ABD basınında yayınlanan bir analizde, dünyanın çok kutuplu hale gelme ihtimaline odaklanıldı. Bu analize göre, küresel sorumluluk bilinciyle hareket eden ülkelerin oluşturacağı çok kutuplu dönemin istikrarlı olabileceği vurgulanmıştır. Türkiye’nin ise geçmişteki bazı kararlarını hatırlatarak, bağımsız dış politika izlediği ve küresel gelişmeler karşısında dik duruş sergilediğine dikkat çekildi.
Analizde, Türkiye’nin 2010 yılında ABD Başkanı Barack Obama’nın İran’a yönelik yaptırımlarına karşı çıktığı belirtilmiştir. Bu durum, Türkiye’nin Washington’un otoritesine meydan okuyarak uluslararası statüsünü yükselttiği şeklinde yorumlanmıştır. Ayrıca, Türkiye ile Hindistan arasındaki ticari ilişkilerin güçlendirildiği ve Osmanlı İmparatorluğu’nun küresel statüsünü hatırlatan bir vurgunun yapıldığı analizde, Cumhurbaşkanı Recep Tayyip Erdoğan’ın Türkiye’yi bir zamanlar Osmanlı’nın sahip olduğu statüye ulaştırmak isteğine de dikkat çekilmiştir.
Erdoğan’ın, Rusya’dan S-400 füze savunma sistemini satın alarak Batı’nın uyarılarına karşı çıkması ve Rusya’nın Ukrayna’yı işgaline karşı çıkmasına rağmen Batı’nın yaptırımlarına katılmaması da analizde ele alınmıştır. Ayrıca, Türkiye’nin Rusya ile birlikte Suriye ve Libya’daki iç savaşlarda karşıt tarafları desteklediği, İsveç’in NATO’ya katılmasını desteklediği ve ABD’den F-16 satın alma konusundaki ilerlemeleri de rapor edilmiştir.

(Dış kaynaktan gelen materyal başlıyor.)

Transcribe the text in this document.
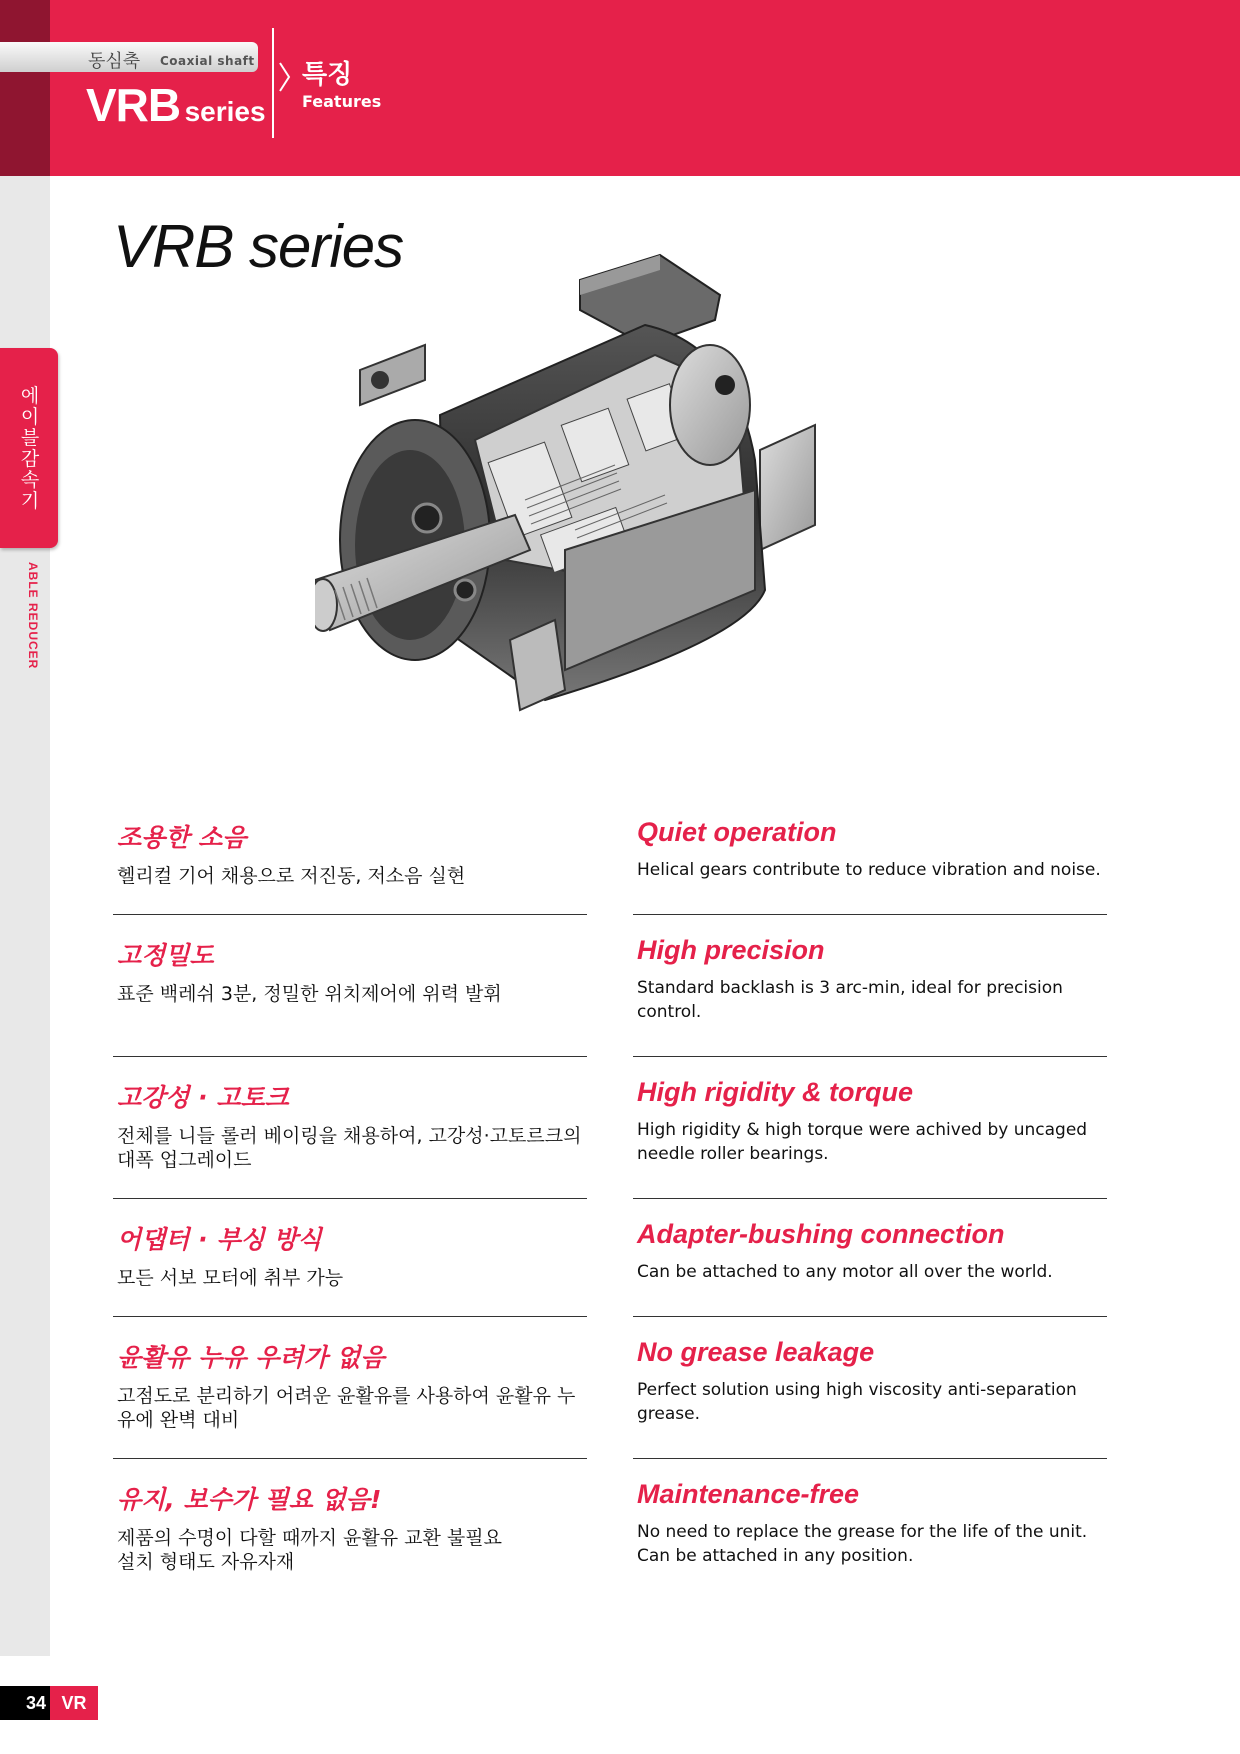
동심축 Coaxial shaft
VRB series
특징
Features
에이블감속기
ABLE REDUCER
VRB series
조용한 소음
헬리컬 기어 채용으로 저진동, 저소음 실현
Quiet operation
Helical gears contribute to reduce vibration and noise.
고정밀도
표준 백레쉬 3분, 정밀한 위치제어에 위력 발휘
High precision
Standard backlash is 3 arc-min, ideal for precision control.
고강성 · 고토크
전체를 니들 롤러 베이링을 채용하여, 고강성·고토르크의 대폭 업그레이드
High rigidity & torque
High rigidity & high torque were achived by uncaged needle roller bearings.
어댑터 · 부싱 방식
모든 서보 모터에 취부 가능
Adapter-bushing connection
Can be attached to any motor all over the world.
윤활유 누유 우려가 없음
고점도로 분리하기 어려운 윤활유를 사용하여 윤활유 누유에 완벽 대비
No grease leakage
Perfect solution using high viscosity anti-separation grease.
유지, 보수가 필요 없음!
제품의 수명이 다할 때까지 윤활유 교환 불필요
설치 형태도 자유자재
Maintenance-free
No need to replace the grease for the life of the unit.
Can be attached in any position.
34 VR
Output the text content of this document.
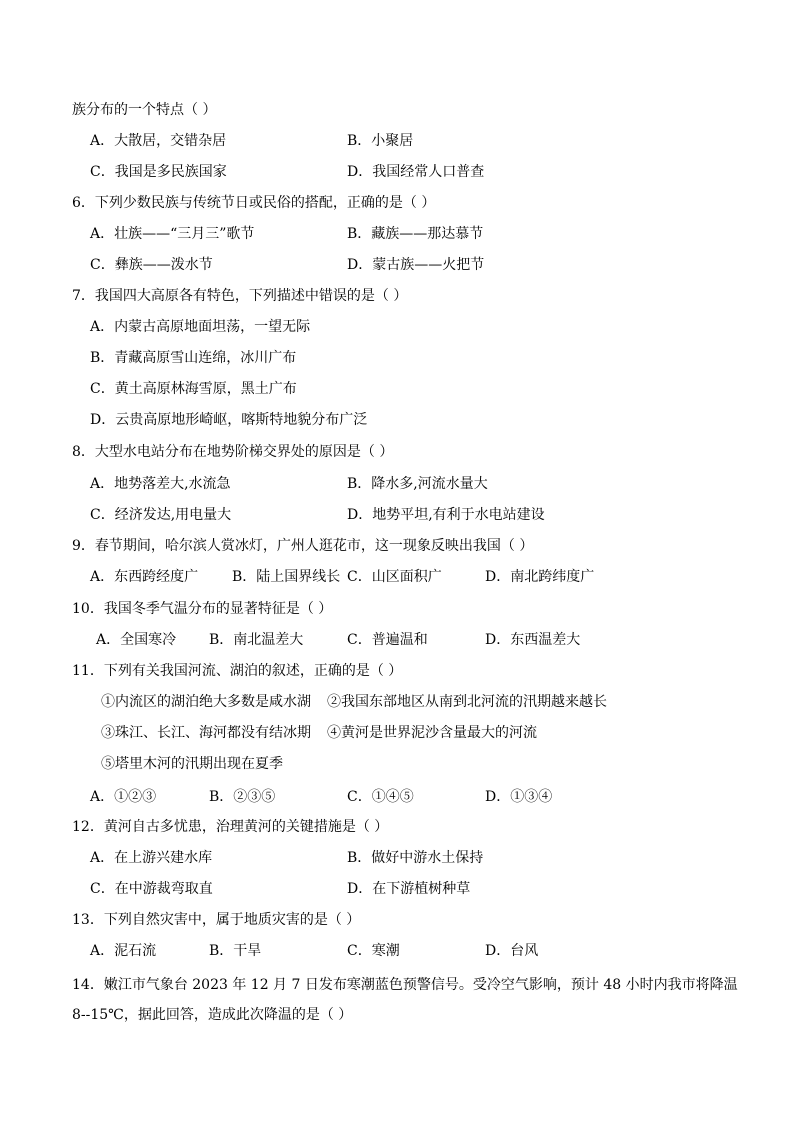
族分布的一个特点（ ）
A．大散居，交错杂居	B．小聚居
C．我国是多民族国家	D．我国经常人口普查
6．下列少数民族与传统节日或民俗的搭配，正确的是（ ）
A．壮族——“三月三”歌节	B．藏族——那达慕节
C．彝族——泼水节	D．蒙古族——火把节
7．我国四大高原各有特色，下列描述中错误的是（ ）
A．内蒙古高原地面坦荡，一望无际
B．青藏高原雪山连绵，冰川广布
C．黄土高原林海雪原，黑土广布
D．云贵高原地形崎岖，喀斯特地貌分布广泛
8．大型水电站分布在地势阶梯交界处的原因是（ ）
A．地势落差大,水流急	B．降水多,河流水量大
C．经济发达,用电量大	D．地势平坦,有利于水电站建设
9．春节期间，哈尔滨人赏冰灯，广州人逛花市，这一现象反映出我国（ ）
A．东西跨经度广 B．陆上国界线长 C．山区面积广	D．南北跨纬度广
10．我国冬季气温分布的显著特征是（ ）
A．全国寒冷 B．南北温差大	C．普遍温和	D．东西温差大
11．下列有关我国河流、湖泊的叙述，正确的是（ ）
①内流区的湖泊绝大多数是咸水湖 ②我国东部地区从南到北河流的汛期越来越长
③珠江、长江、海河都没有结冰期 ④黄河是世界泥沙含量最大的河流
⑤塔里木河的汛期出现在夏季
A．①②③	B．②③⑤	C．①④⑤	D．①③④
12．黄河自古多忧患，治理黄河的关键措施是（ ）
A．在上游兴建水库	B．做好中游水土保持
C．在中游裁弯取直	D．在下游植树种草
13．下列自然灾害中，属于地质灾害的是（ ）
A．泥石流	B．干旱	C．寒潮	D．台风
14．嫩江市气象台 2023 年 12 月 7 日发布寒潮蓝色预警信号。受冷空气影响，预计 48 小时内我市将降温
8--15℃，据此回答，造成此次降温的是（ ）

Türkiye’nin Afrika kıtasındaki ticari varlığını artırdığına da vurgu yapılan analizde, Ankara’nın küresel arenada etkin bir oyuncu olmaya devam ettiği belirtilmiştir. Türkiye’nin uluslararası ilişkilerindeki bağımsız duruşu ve stratejik tercihleri, ülkenin küresel bir aktör olarak kendine yeni bir rol biçme çabalarının bir yansıması olarak görülmüştür. Sonuç olarak, Türkiye’nin kararlı tavrı ve bağımsız dış politikası, uluslararası ilişkilerde yeni bir paradigmaya doğru evrildiğinin bir işareti olarak yorumlanmıştır.